Le « Verdun de 1940 »

Pendant trois jours, au sud de Sedan, une furieuse bataille se livre pour le contrôle du village de Stonne, position stratégique essentielle qui permettrait de menacer la tête de pont allemande sur la Meuse. Mais ce qui aurait dû être une victoire offensive française et peut-être le tournant de la campagne ne sera qu’une victoire défensive sans lendemain, malgré des coups terribles infligés à l’élite des unités allemandes.

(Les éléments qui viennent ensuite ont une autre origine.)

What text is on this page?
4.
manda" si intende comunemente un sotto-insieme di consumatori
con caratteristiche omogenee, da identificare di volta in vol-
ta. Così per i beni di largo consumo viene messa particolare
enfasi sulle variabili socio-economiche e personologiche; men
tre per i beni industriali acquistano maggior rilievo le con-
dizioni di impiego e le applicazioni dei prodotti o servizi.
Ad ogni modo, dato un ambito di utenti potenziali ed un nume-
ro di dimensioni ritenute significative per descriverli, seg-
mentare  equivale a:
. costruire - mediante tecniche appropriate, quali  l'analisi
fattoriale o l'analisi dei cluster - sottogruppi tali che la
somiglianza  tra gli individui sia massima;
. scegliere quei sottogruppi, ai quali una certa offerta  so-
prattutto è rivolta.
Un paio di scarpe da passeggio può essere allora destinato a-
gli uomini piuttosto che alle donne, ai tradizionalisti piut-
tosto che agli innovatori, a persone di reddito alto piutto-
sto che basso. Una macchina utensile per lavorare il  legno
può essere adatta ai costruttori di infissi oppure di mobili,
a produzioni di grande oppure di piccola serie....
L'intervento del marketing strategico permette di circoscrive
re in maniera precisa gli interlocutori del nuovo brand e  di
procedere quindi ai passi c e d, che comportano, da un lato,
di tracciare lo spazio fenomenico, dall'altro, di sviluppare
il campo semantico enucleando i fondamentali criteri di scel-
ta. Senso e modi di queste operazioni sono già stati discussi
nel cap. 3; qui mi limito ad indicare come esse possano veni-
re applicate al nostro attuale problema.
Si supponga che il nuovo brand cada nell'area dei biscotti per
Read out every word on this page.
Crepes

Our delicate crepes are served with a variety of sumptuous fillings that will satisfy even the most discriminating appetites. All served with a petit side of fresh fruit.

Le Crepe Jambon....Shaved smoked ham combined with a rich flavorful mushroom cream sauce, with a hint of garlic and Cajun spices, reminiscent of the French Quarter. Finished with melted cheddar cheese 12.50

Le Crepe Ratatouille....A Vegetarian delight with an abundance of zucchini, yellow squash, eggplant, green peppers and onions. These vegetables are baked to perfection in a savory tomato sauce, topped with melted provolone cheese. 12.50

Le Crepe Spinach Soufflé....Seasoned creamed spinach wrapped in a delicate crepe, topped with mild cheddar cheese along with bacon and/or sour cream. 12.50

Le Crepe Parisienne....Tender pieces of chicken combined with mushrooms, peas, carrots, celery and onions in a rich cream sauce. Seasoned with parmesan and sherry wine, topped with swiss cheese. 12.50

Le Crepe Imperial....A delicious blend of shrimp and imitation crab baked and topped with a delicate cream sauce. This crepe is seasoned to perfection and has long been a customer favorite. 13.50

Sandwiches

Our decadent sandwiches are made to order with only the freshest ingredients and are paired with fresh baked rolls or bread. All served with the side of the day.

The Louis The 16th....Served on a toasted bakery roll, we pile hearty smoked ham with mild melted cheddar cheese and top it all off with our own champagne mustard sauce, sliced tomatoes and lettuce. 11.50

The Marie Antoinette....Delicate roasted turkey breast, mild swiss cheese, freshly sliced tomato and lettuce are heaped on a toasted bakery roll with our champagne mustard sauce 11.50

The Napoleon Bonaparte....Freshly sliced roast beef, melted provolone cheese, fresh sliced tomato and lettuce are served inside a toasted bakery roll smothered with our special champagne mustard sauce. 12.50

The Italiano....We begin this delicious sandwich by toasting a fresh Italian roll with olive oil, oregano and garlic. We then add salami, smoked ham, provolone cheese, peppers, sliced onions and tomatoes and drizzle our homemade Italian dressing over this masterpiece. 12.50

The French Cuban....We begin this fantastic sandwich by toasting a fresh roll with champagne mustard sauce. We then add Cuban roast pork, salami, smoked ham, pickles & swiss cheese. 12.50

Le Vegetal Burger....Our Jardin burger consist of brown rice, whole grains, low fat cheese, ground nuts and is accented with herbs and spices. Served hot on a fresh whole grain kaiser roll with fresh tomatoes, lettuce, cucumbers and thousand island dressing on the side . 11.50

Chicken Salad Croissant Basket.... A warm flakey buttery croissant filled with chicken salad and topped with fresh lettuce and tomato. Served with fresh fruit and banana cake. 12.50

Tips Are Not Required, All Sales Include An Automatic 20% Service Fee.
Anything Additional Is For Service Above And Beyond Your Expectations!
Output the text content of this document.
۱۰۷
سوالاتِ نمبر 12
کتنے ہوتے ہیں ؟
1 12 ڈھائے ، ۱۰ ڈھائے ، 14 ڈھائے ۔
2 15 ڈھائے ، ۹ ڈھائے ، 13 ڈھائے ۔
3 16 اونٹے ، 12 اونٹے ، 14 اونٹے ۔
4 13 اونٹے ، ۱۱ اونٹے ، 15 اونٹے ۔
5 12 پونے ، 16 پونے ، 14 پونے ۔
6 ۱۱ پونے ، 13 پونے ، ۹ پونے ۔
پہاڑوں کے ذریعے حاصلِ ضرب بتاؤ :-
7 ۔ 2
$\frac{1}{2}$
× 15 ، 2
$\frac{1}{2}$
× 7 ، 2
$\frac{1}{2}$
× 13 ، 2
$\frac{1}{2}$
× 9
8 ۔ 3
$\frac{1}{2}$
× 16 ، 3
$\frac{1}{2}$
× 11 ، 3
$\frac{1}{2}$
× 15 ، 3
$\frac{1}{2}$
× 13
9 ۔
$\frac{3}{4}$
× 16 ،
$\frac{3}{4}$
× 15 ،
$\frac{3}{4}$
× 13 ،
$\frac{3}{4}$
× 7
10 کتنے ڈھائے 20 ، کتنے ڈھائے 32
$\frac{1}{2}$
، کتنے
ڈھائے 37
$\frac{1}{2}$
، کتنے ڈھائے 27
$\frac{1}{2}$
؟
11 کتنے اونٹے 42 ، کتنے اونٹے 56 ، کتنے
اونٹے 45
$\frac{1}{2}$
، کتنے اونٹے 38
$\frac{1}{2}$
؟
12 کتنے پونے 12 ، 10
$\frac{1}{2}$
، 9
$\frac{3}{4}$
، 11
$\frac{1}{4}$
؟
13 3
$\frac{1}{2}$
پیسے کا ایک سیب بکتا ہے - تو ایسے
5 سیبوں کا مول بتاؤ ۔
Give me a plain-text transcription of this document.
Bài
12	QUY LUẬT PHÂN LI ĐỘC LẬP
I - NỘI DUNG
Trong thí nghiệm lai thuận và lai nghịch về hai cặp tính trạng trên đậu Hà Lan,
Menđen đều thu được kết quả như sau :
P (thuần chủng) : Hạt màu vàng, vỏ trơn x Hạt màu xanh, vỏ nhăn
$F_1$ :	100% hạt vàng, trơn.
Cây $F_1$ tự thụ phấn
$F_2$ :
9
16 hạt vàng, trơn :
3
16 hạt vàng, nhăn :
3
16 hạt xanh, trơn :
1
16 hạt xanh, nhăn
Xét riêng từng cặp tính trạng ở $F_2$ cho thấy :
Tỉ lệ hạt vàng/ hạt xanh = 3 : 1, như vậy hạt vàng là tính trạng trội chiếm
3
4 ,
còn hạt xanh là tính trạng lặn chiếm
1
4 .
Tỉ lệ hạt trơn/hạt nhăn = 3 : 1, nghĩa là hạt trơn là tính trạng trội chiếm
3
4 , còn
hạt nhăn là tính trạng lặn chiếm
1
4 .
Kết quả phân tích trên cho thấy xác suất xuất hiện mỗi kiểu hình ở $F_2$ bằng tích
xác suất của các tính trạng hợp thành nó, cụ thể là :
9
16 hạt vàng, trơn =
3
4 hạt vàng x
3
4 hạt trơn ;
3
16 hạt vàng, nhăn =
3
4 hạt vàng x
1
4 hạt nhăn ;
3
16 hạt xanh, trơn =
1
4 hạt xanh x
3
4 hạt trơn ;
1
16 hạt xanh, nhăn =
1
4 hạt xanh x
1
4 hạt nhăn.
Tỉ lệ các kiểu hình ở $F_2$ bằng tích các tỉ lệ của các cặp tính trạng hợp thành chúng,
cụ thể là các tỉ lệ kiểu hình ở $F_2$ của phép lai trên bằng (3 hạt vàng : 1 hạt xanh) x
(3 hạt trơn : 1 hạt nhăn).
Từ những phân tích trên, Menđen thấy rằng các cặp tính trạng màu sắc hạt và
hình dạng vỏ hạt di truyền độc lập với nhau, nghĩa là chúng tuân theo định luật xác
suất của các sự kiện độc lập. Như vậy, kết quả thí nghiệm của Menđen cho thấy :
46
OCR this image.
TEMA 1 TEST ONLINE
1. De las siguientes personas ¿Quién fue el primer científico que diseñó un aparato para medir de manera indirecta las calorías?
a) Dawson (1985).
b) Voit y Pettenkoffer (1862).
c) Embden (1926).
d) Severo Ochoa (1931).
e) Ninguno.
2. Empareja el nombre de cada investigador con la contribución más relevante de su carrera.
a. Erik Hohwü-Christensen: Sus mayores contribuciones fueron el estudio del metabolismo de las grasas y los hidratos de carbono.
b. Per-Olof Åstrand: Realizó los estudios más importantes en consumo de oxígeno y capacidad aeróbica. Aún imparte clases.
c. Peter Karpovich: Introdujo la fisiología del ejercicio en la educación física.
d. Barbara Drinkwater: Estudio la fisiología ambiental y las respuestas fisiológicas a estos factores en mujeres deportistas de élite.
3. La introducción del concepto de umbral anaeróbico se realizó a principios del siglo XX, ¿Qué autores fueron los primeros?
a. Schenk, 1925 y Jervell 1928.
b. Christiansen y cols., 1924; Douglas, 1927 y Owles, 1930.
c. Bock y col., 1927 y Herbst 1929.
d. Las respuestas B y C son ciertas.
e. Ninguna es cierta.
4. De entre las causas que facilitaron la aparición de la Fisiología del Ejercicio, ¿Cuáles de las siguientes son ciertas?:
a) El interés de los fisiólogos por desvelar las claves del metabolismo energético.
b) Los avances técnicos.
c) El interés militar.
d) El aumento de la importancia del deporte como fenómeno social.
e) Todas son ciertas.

Le 10 mai 1940, alors que les gros des forces françaises et britanniques s’est porté vers la Belgique en application du plan Dyle-Breda, trois division blindées et une division motorisée allemande pénètrent dans les Ardennes, région réputée infranchissable aux chars, et commencent leur progression vers la Meuse. Malgré la défense courageuse des chasseurs ardennais belges et d’innombrables difficultés dues à l’état des routes et coupures de terrain, les pointes du groupement von Kleist atteignent la Meuse le 12 et se heurtent aux défenses françaises, bien insuffisantes.

La Meuse est franchie

Stonne 1940 - carte

La traversée de ce fleuve se déroulera dès le lendemain, face à la 55e DI française. Soutenus par des centaines de Stukas et l’artillerie de la 1. Panzer-Division, les Allemands parviennent rapidement à prendre pied sur la rive gauche à Sedan et établissent une fragile tête de pont. Malheureusement, en face, malgré une défense parfois acharnée, le commandement français ne dispose ni des moyens ni de la volonté pour contre-attaquer. Bien au contraire, le QG de la 55e DI cède à la panique et se replie précipitamment, perdant tout capacité de réaction au soir du 13 mai. Une faible tentative de deux bataillons de chars de combat, équipés de FCM 36, tentent de se mettre en place dans la nuit mais ne débouche sur rien de concret ; elle est relancée le lendemain matin avec plus de moyen, mais les blindés allemands se révèlent largement supérieurs, c’est l’échec.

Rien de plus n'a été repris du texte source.